Few men had experience in countering a left-handed blade. That
happenstance had served him well in the past, but now it was not enough.
In closer quarters he might have had a chance; but for all the cramped
footing, there was enough space here to accommodate Edmond's most savage
blows and to spare, and for all his reach he could not get close enough
to score upon the shorter man save by the most prodigious feat of luck.

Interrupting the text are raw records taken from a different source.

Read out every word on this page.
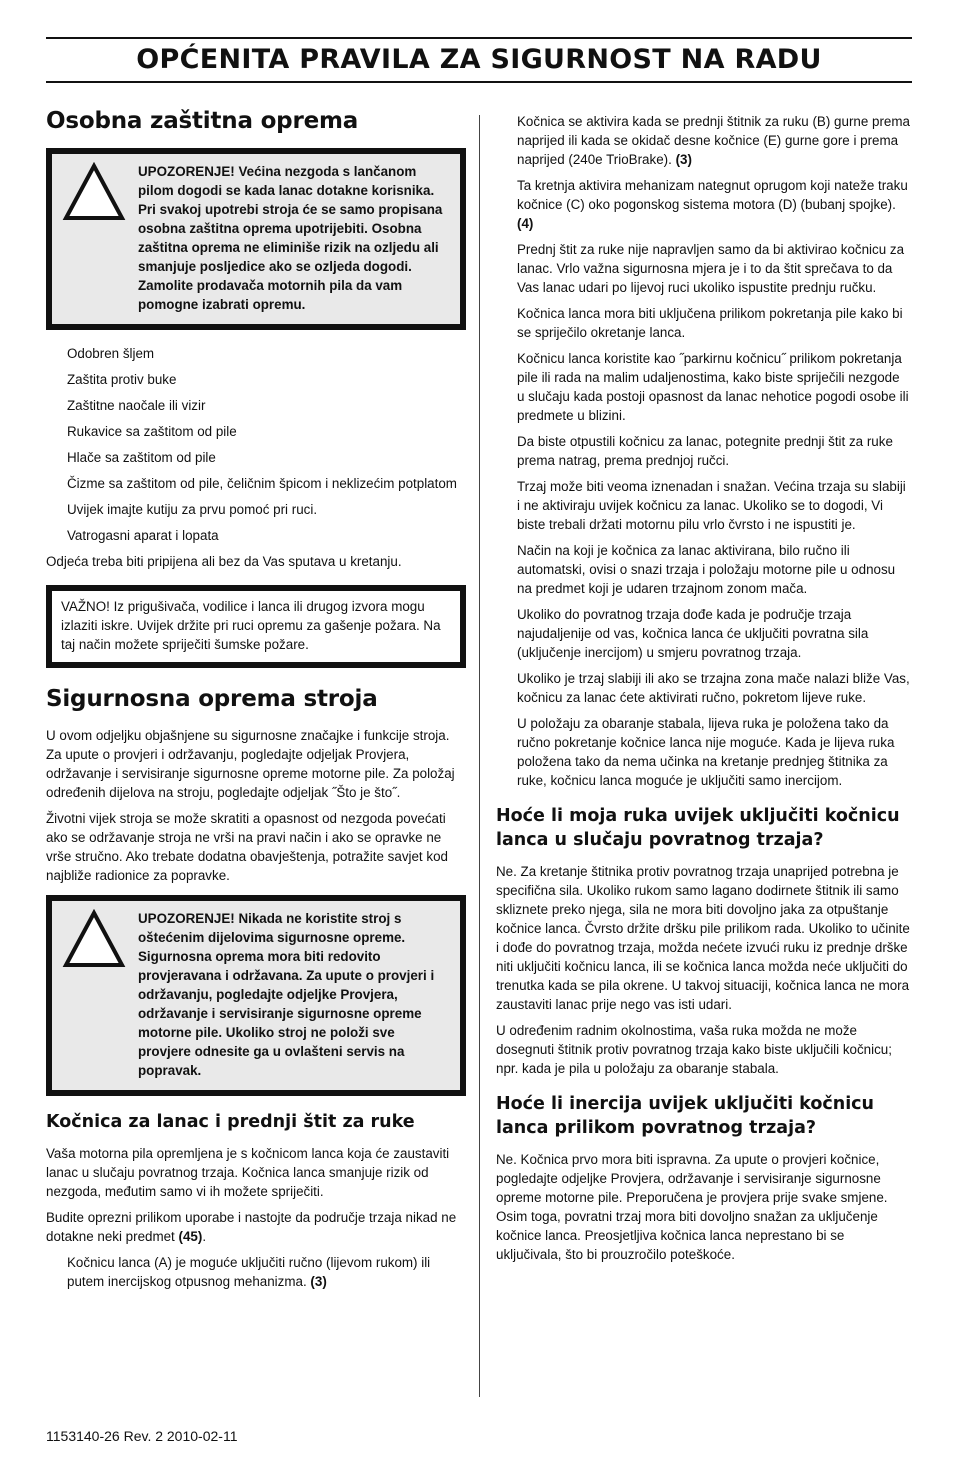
OPĆENITA PRAVILA ZA SIGURNOST NA RADU
Osobna zaštitna oprema

UPOZORENJE! Većina nezgoda s lančanom pilom dogodi se kada lanac dotakne korisnika. Pri svakoj upotrebi stroja će se samo propisana osobna zaštitna oprema upotrijebiti. Osobna zaštitna oprema ne eliminiše rizik na ozljedu ali smanjuje posljedice ako se ozljeda dogodi. Zamolite prodavača motornih pila da vam pomogne izabrati opremu.

Odobren šljem
Zaštita protiv buke
Zaštitne naočale ili vizir
Rukavice sa zaštitom od pile
Hlače sa zaštitom od pile
Čizme sa zaštitom od pile, čeličnim špicom i neklizećim potplatom
Uvijek imajte kutiju za prvu pomoć pri ruci.
Vatrogasni aparat i lopata

Odjeća treba biti pripijena ali bez da Vas sputava u kretanju.

VAŽNO! Iz prigušivača, vodilice i lanca ili drugog izvora mogu izlaziti iskre. Uvijek držite pri ruci opremu za gašenje požara. Na taj način možete spriječiti šumske požare.

Sigurnosna oprema stroja

U ovom odjeljku objašnjene su sigurnosne značajke i funkcije stroja. Za upute o provjeri i održavanju, pogledajte odjeljak Provjera, održavanje i servisiranje sigurnosne opreme motorne pile. Za položaj određenih dijelova na stroju, pogledajte odjeljak ˝Što je što˝.

Životni vijek stroja se može skratiti a opasnost od nezgoda povećati ako se održavanje stroja ne vrši na pravi način i ako se opravke ne vrše stručno. Ako trebate dodatna obavještenja, potražite savjet kod najbliže radionice za popravke.

UPOZORENJE! Nikada ne koristite stroj s oštećenim dijelovima sigurnosne opreme. Sigurnosna oprema mora biti redovito provjeravana i održavana. Za upute o provjeri i održavanju, pogledajte odjeljke Provjera, održavanje i servisiranje sigurnosne opreme motorne pile. Ukoliko stroj ne položi sve provjere odnesite ga u ovlašteni servis na popravak.

Kočnica za lanac i prednji štit za ruke

Vaša motorna pila opremljena je s kočnicom lanca koja će zaustaviti lanac u slučaju povratnog trzaja. Kočnica lanca smanjuje rizik od nezgoda, međutim samo vi ih možete spriječiti.

Budite oprezni prilikom uporabe i nastojte da područje trzaja nikad ne dotakne neki predmet (45).

Kočnicu lanca (A) je moguće uključiti ručno (lijevom rukom) ili putem inercijskog otpusnog mehanizma. (3)

Kočnica se aktivira kada se prednji štitnik za ruku (B) gurne prema naprijed ili kada se okidač desne kočnice (E) gurne gore i prema naprijed (240e TrioBrake). (3)

Ta kretnja aktivira mehanizam nategnut oprugom koji nateže traku kočnice (C) oko pogonskog sistema motora (D) (bubanj spojke). (4)

Prednj štit za ruke nije napravljen samo da bi aktivirao kočnicu za lanac. Vrlo važna sigurnosna mjera je i to da štit sprečava to da Vas lanac udari po lijevoj ruci ukoliko ispustite prednju ručku.

Kočnica lanca mora biti uključena prilikom pokretanja pile kako bi se spriječilo okretanje lanca.

Kočnicu lanca koristite kao ˝parkirnu kočnicu˝ prilikom pokretanja pile ili rada na malim udaljenostima, kako biste spriječili nezgode u slučaju kada postoji opasnost da lanac nehotice pogodi osobe ili predmete u blizini.

Da biste otpustili kočnicu za lanac, potegnite prednji štit za ruke prema natrag, prema prednjoj ručci.

Trzaj može biti veoma iznenadan i snažan. Većina trzaja su slabiji i ne aktiviraju uvijek kočnicu za lanac. Ukoliko se to dogodi, Vi biste trebali držati motornu pilu vrlo čvrsto i ne ispustiti je.

Način na koji je kočnica za lanac aktivirana, bilo ručno ili automatski, ovisi o snazi trzaja i položaju motorne pile u odnosu na predmet koji je udaren trzajnom zonom mača.

Ukoliko do povratnog trzaja dođe kada je područje trzaja najudaljenije od vas, kočnica lanca će uključiti povratna sila (uključenje inercijom) u smjeru povratnog trzaja.

Ukoliko je trzaj slabiji ili ako se trzajna zona mače nalazi bliže Vas, kočnicu za lanac ćete aktivirati ručno, pokretom lijeve ruke.

U položaju za obaranje stabala, lijeva ruka je položena tako da ručno pokretanje kočnice lanca nije moguće. Kada je lijeva ruka položena tako da nema učinka na kretanje prednjeg štitnika za ruke, kočnicu lanca moguće je uključiti samo inercijom.

Hoće li moja ruka uvijek uključiti kočnicu lanca u slučaju povratnog trzaja?

Ne. Za kretanje štitnika protiv povratnog trzaja unaprijed potrebna je specifična sila. Ukoliko rukom samo lagano dodirnete štitnik ili samo skliznete preko njega, sila ne mora biti dovoljno jaka za otpuštanje kočnice lanca. Čvrsto držite dršku pile prilikom rada. Ukoliko to učinite i dođe do povratnog trzaja, možda nećete izvući ruku iz prednje drške niti uključiti kočnicu lanca, ili se kočnica lanca možda neće uključiti do trenutka kada se pila okrene. U takvoj situaciji, kočnica lanca ne mora zaustaviti lanac prije nego vas isti udari.

U određenim radnim okolnostima, vaša ruka možda ne može dosegnuti štitnik protiv povratnog trzaja kako biste uključili kočnicu; npr. kada je pila u položaju za obaranje stabala.

Hoće li inercija uvijek uključiti kočnicu lanca prilikom povratnog trzaja?

Ne. Kočnica prvo mora biti ispravna. Za upute o provjeri kočnice, pogledajte odjeljke Provjera, održavanje i servisiranje sigurnosne opreme motorne pile. Preporučena je provjera prije svake smjene. Osim toga, povratni trzaj mora biti dovoljno snažan za uključenje kočnice lanca. Preosjetljiva kočnica lanca neprestano bi se uključivala, što bi prouzročilo poteškoće.

1153140-26 Rev. 2 2010-02-11
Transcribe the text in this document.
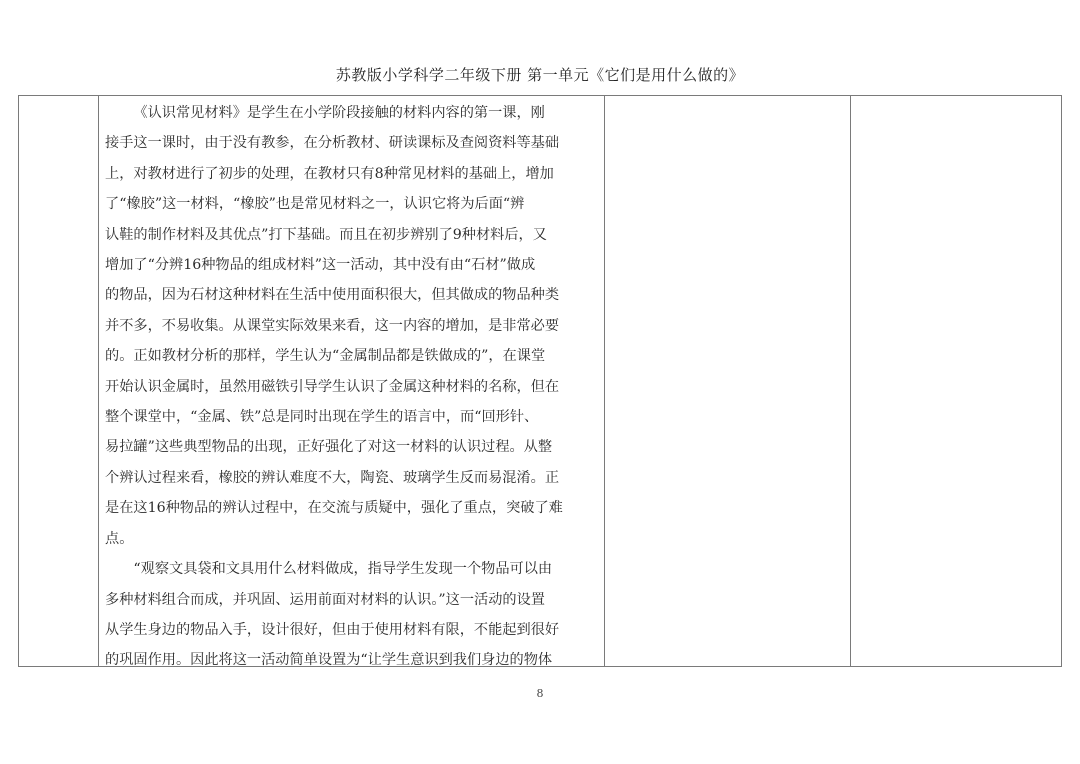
苏教版小学科学二年级下册 第一单元《它们是用什么做的》

《认识常见材料》是学生在小学阶段接触的材料内容的第一课，刚

接手这一课时，由于没有教参，在分析教材、研读课标及查阅资料等基础

上，对教材进行了初步的处理，在教材只有8种常见材料的基础上，增加

了“橡胶”这一材料，“橡胶”也是常见材料之一，认识它将为后面“辨

认鞋的制作材料及其优点”打下基础。而且在初步辨别了9种材料后，又

增加了“分辨16种物品的组成材料”这一活动，其中没有由“石材”做成

的物品，因为石材这种材料在生活中使用面积很大，但其做成的物品种类

并不多，不易收集。从课堂实际效果来看，这一内容的增加，是非常必要

的。正如教材分析的那样，学生认为“金属制品都是铁做成的”，在课堂

开始认识金属时，虽然用磁铁引导学生认识了金属这种材料的名称，但在

整个课堂中，“金属、铁”总是同时出现在学生的语言中，而“回形针、

易拉罐”这些典型物品的出现，正好强化了对这一材料的认识过程。从整

个辨认过程来看，橡胶的辨认难度不大，陶瓷、玻璃学生反而易混淆。正

是在这16种物品的辨认过程中，在交流与质疑中，强化了重点，突破了难

点。

“观察文具袋和文具用什么材料做成，指导学生发现一个物品可以由

多种材料组合而成，并巩固、运用前面对材料的认识。”这一活动的设置

从学生身边的物品入手，设计很好，但由于使用材料有限，不能起到很好

的巩固作用。因此将这一活动简单设置为“让学生意识到我们身边的物体

8
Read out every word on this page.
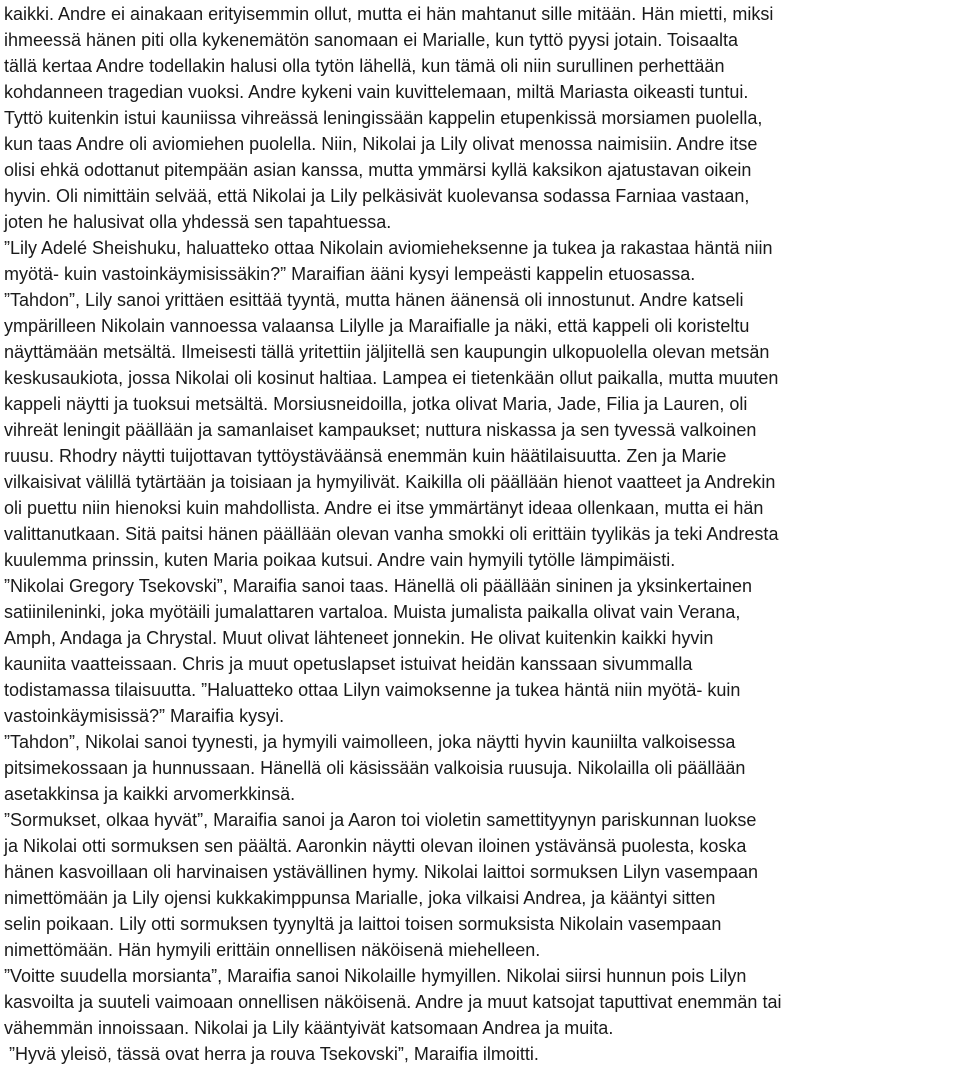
kaikki. Andre ei ainakaan erityisemmin ollut, mutta ei hän mahtanut sille mitään. Hän mietti, miksi
ihmeessä hänen piti olla kykenemätön sanomaan ei Marialle, kun tyttö pyysi jotain. Toisaalta
tällä kertaa Andre todellakin halusi olla tytön lähellä, kun tämä oli niin surullinen perhettään
kohdanneen tragedian vuoksi. Andre kykeni vain kuvittelemaan, miltä Mariasta oikeasti tuntui.
Tyttö kuitenkin istui kauniissa vihreässä leningissään kappelin etupenkissä morsiamen puolella,
kun taas Andre oli aviomiehen puolella. Niin, Nikolai ja Lily olivat menossa naimisiin. Andre itse
olisi ehkä odottanut pitempään asian kanssa, mutta ymmärsi kyllä kaksikon ajatustavan oikein
hyvin. Oli nimittäin selvää, että Nikolai ja Lily pelkäsivät kuolevansa sodassa Farniaa vastaan,
joten he halusivat olla yhdessä sen tapahtuessa.
”Lily Adelé Sheishuku, haluatteko ottaa Nikolain aviomieheksenne ja tukea ja rakastaa häntä niin
myötä- kuin vastoinkäymisissäkin?” Maraifian ääni kysyi lempeästi kappelin etuosassa.
”Tahdon”, Lily sanoi yrittäen esittää tyyntä, mutta hänen äänensä oli innostunut. Andre katseli
ympärilleen Nikolain vannoessa valaansa Lilylle ja Maraifialle ja näki, että kappeli oli koristeltu
näyttämään metsältä. Ilmeisesti tällä yritettiin jäljitellä sen kaupungin ulkopuolella olevan metsän
keskusaukiota, jossa Nikolai oli kosinut haltiaa. Lampea ei tietenkään ollut paikalla, mutta muuten
kappeli näytti ja tuoksui metsältä. Morsiusneidoilla, jotka olivat Maria, Jade, Filia ja Lauren, oli
vihreät leningit päällään ja samanlaiset kampaukset; nuttura niskassa ja sen tyvessä valkoinen
ruusu. Rhodry näytti tuijottavan tyttöystäväänsä enemmän kuin häätilaisuutta. Zen ja Marie
vilkaisivat välillä tytärtään ja toisiaan ja hymyilivät. Kaikilla oli päällään hienot vaatteet ja Andrekin
oli puettu niin hienoksi kuin mahdollista. Andre ei itse ymmärtänyt ideaa ollenkaan, mutta ei hän
valittanutkaan. Sitä paitsi hänen päällään olevan vanha smokki oli erittäin tyylikäs ja teki Andresta
kuulemma prinssin, kuten Maria poikaa kutsui. Andre vain hymyili tytölle lämpimäisti.
”Nikolai Gregory Tsekovski”, Maraifia sanoi taas. Hänellä oli päällään sininen ja yksinkertainen
satiinileninki, joka myötäili jumalattaren vartaloa. Muista jumalista paikalla olivat vain Verana,
Amph, Andaga ja Chrystal. Muut olivat lähteneet jonnekin. He olivat kuitenkin kaikki hyvin
kauniita vaatteissaan. Chris ja muut opetuslapset istuivat heidän kanssaan sivummalla
todistamassa tilaisuutta. ”Haluatteko ottaa Lilyn vaimoksenne ja tukea häntä niin myötä- kuin
vastoinkäymisissä?” Maraifia kysyi.
”Tahdon”, Nikolai sanoi tyynesti, ja hymyili vaimolleen, joka näytti hyvin kauniilta valkoisessa
pitsimekossaan ja hunnussaan. Hänellä oli käsissään valkoisia ruusuja. Nikolailla oli päällään
asetakkinsa ja kaikki arvomerkkinsä.
”Sormukset, olkaa hyvät”, Maraifia sanoi ja Aaron toi violetin samettityynyn pariskunnan luokse
ja Nikolai otti sormuksen sen päältä. Aaronkin näytti olevan iloinen ystävänsä puolesta, koska
hänen kasvoillaan oli harvinaisen ystävällinen hymy. Nikolai laittoi sormuksen Lilyn vasempaan
nimettömään ja Lily ojensi kukkakimppunsa Marialle, joka vilkaisi Andrea, ja kääntyi sitten
selin poikaan. Lily otti sormuksen tyynyltä ja laittoi toisen sormuksista Nikolain vasempaan
nimettömään. Hän hymyili erittäin onnellisen näköisenä miehelleen.
”Voitte suudella morsianta”, Maraifia sanoi Nikolaille hymyillen. Nikolai siirsi hunnun pois Lilyn
kasvoilta ja suuteli vaimoaan onnellisen näköisenä. Andre ja muut katsojat taputtivat enemmän tai
vähemmän innoissaan. Nikolai ja Lily kääntyivät katsomaan Andrea ja muita.
”Hyvä yleisö, tässä ovat herra ja rouva Tsekovski”, Maraifia ilmoitti.
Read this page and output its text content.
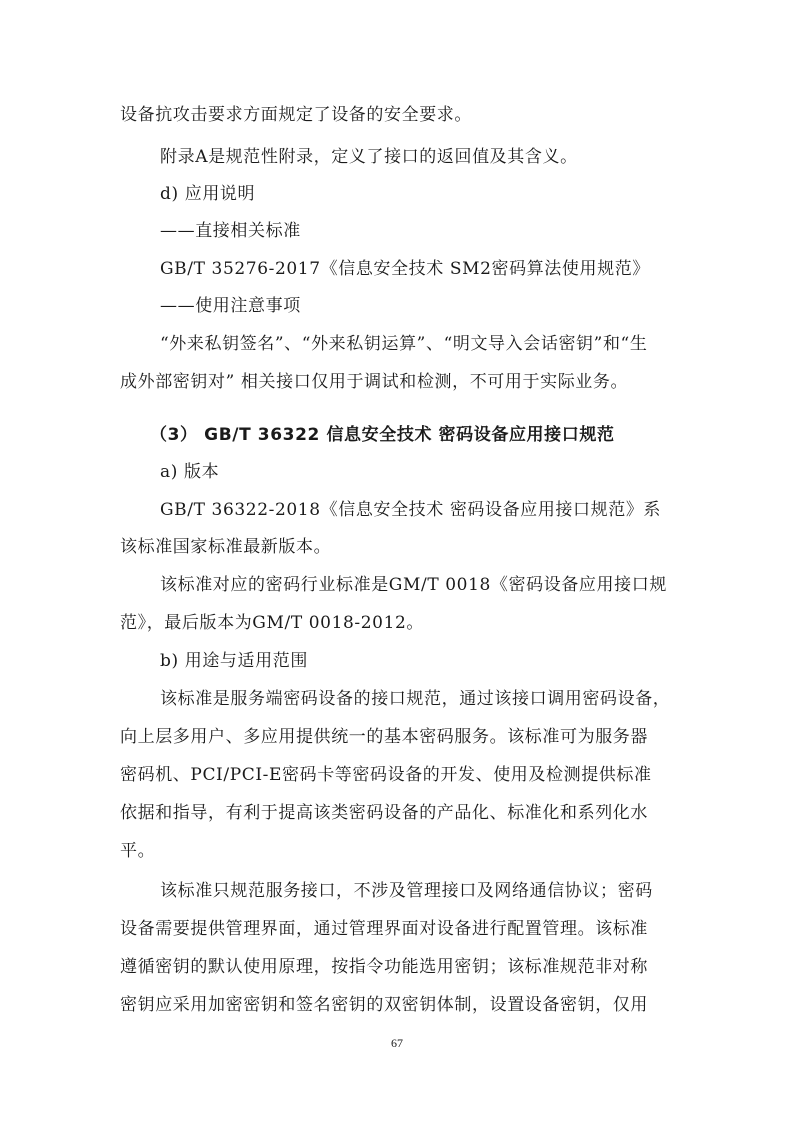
设备抗攻击要求方面规定了设备的安全要求。
附录A是规范性附录，定义了接口的返回值及其含义。
d) 应用说明
——直接相关标准
GB/T 35276-2017《信息安全技术 SM2密码算法使用规范》
——使用注意事项
“外来私钥签名”、“外来私钥运算”、“明文导入会话密钥”和“生
成外部密钥对” 相关接口仅用于调试和检测，不可用于实际业务。
（3） GB/T 36322 信息安全技术 密码设备应用接口规范
a) 版本
GB/T 36322-2018《信息安全技术 密码设备应用接口规范》系
该标准国家标准最新版本。
该标准对应的密码行业标准是GM/T 0018《密码设备应用接口规
范》，最后版本为GM/T 0018-2012。
b) 用途与适用范围
该标准是服务端密码设备的接口规范，通过该接口调用密码设备，
向上层多用户、多应用提供统一的基本密码服务。该标准可为服务器
密码机、PCI/PCI-E密码卡等密码设备的开发、使用及检测提供标准
依据和指导，有利于提高该类密码设备的产品化、标准化和系列化水
平。
该标准只规范服务接口，不涉及管理接口及网络通信协议；密码
设备需要提供管理界面，通过管理界面对设备进行配置管理。该标准
遵循密钥的默认使用原理，按指令功能选用密钥；该标准规范非对称
密钥应采用加密密钥和签名密钥的双密钥体制，设置设备密钥，仅用
67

In the first flurries of their exchange, Danik of Ruritania had retained
the hope that he might somehow prevail. In the moments that followed, he
acknowledged, discarding his pride, that the best he could hope for was
to come off with his life intact. And even that was beginning to seem an
increasingly open question.

Intent upon that wedge of blue sky beyond his opponent which signalled
salvation, he feinted backward, exposing his side to the inevitable
stroke... and dodged swiftly to the left, diving forward, dagger-hand
leading, darting for the momentary gap--

Fire seared along his forearm, numbing wrist and hand, and the blade bit
home deep into his flesh. The agony of it harsh in his throat, Danik fell
back with slackened fingers, helpless to cling to the hilt as it fell
away. The dagger clattered on the ground, ringing dully on rough stone as
Edmond thrust it aside, and came to a halt.

Out of reach.

For an instant both men stared at it as Danik fell back another pace,
blood running down across his hand. Then Edmond smiled, and began to
advance. Danik's grey gaze met that of his opponent, steady to the last;
and read death there.

Not for the first time in his life; but, so far as it was in his power to
presume, for the last. He was losing blood, he found... a great deal of
blood. He took a final step back, eyes fixed on that remorseless face,
and found himself, unaccountably, falling as the world blurred around
him. The stone came up to hit him from behind, jolting him half-upright
as the blade came down.

It hurt, as he'd known it would. Hurt him more than he'd realised he
could bear, and not cry out. More than he'd known he could live through.
Edmond's smile had widened.

"Damn you --" the words escaped him between clenched teeth -- "at least
have the honour to make it clean--"

Agony. Mother Church, receive my soul and aid me to endure until the
end...

Half-dreaming, he saw her face, L'Aiglonne, haloed with sunlight, as he
would always see it; blazing with furious beauty and with pride.